The Jordan-Hölder theorem

by cup
Tags: jordanhölder, theorem
 P: 27 Hello friends. I am working trough "Abstract Algebra" by Dummit & Foote. I recently got to section 3.4, on composition series and "the Hölder program". The Jordan-Hölder theorem states: Let G be a finite, non-trivial group. Then: 1) G has a composition series. 2) If $$\{ 1 \} = N_0 \leq N_1 \leq ... \leq N_r = G$$ and $$\{ 1 \} = M_0 \leq M_1 \leq ... \leq M_s = G$$ are two composition series of G, then: 2a) r = s 2b) There is some permutation $$\pi$$ of {1, 2, ..., r} such that: $$M_{\pi (i)} / M_{\pi (i) - 1} \cong N_{i} / N_{i-1}$$ for $$0 \leq i \leq r$$. My question is on 2b). For $$M_{\pi (i)} / M_{\pi (i) - 1}$$ to make sense, we must of course have $$M_{\pi (0)} \leq M_{\pi (1)} \leq ... \leq M_{\pi (s)}$$ But how can any permutation satisfy this relation, i.e. not break the subgroup ordering? Let me rephrase my question with numbers instead of subgroups. It is clearly impossible to permute the sequence: $$1 \leq 3 \leq 4 \leq 7 \leq 9 \leq 11$$ without breaking the ordering. The only example I can think of where we may permute is something like: $$1 \leq 3 \leq 4 \leq 7 \leq 7 \leq 7$$ Where we are allowed to permute only the last three numbers without breaking the ordering. But the analog of this last example for subgroups would be pretty pointless, since the assertion of 2b would of course hold true before applying such a permutation. Can somebody please explain what I'm missing? Edit: Hmm... Is there perhaps one permutation $$\pi_i$$, say, for each quotient $$N_{i} / N_{i-1}$$, instead of just a single one for every quotient?

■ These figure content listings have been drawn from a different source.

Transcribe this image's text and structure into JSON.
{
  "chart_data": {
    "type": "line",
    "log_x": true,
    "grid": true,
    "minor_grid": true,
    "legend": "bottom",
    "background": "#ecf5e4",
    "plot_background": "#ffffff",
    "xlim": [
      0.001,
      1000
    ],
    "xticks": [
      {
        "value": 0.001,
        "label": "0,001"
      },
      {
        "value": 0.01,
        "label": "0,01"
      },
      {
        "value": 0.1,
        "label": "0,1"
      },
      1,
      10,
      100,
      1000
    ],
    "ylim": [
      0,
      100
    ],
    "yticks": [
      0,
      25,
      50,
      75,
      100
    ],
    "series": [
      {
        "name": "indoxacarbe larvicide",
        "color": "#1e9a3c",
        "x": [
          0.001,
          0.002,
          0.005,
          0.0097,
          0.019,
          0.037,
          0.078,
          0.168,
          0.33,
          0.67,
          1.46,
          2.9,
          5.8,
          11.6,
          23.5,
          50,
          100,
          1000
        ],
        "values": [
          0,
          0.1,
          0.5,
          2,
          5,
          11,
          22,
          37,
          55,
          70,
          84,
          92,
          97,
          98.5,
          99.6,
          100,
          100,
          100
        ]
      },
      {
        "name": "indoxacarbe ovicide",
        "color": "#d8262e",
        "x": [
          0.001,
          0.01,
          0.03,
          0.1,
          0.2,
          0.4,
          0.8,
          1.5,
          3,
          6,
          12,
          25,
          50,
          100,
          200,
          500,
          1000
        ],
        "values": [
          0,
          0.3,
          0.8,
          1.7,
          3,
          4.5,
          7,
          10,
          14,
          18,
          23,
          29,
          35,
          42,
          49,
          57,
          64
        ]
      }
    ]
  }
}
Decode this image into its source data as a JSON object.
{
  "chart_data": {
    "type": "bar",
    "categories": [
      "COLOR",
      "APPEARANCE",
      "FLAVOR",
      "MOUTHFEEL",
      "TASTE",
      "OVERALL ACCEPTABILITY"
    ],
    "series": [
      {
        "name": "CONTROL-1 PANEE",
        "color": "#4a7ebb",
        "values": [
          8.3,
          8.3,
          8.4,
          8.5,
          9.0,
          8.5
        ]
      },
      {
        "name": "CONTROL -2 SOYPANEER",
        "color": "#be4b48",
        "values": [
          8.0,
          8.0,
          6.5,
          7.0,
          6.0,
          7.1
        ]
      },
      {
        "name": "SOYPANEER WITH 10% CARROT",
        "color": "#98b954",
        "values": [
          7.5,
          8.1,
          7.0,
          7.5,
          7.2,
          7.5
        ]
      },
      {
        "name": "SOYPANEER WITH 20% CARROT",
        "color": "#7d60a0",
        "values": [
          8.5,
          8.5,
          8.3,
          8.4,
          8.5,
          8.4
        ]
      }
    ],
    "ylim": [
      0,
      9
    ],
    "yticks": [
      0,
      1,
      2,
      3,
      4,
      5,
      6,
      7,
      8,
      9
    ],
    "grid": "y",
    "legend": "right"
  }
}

 P: 27 Never mind. I found my own error. I was thinking $$M_{\pi (i)} / M_{\pi (i-1)}$$ instead of $$M_{\pi (i)} / M_{\pi (i) - 1}$$ which is what the theorem says. Sorry about that. Cool theorem, though.
 P: 95 Hello Folks, I would like to know if there is a version of Jordan-Hölder theorem for infinite composition series (in the case of Groups or Modules). If yes, please, give me a reference to its statement and its proof. Assume that some module is presented as a direct sum of infinite number of simple submodules. Is this presentation unique up to a permutation? What can you say about multiplicities? Choice axiom and Zorn lemma are admissible for me.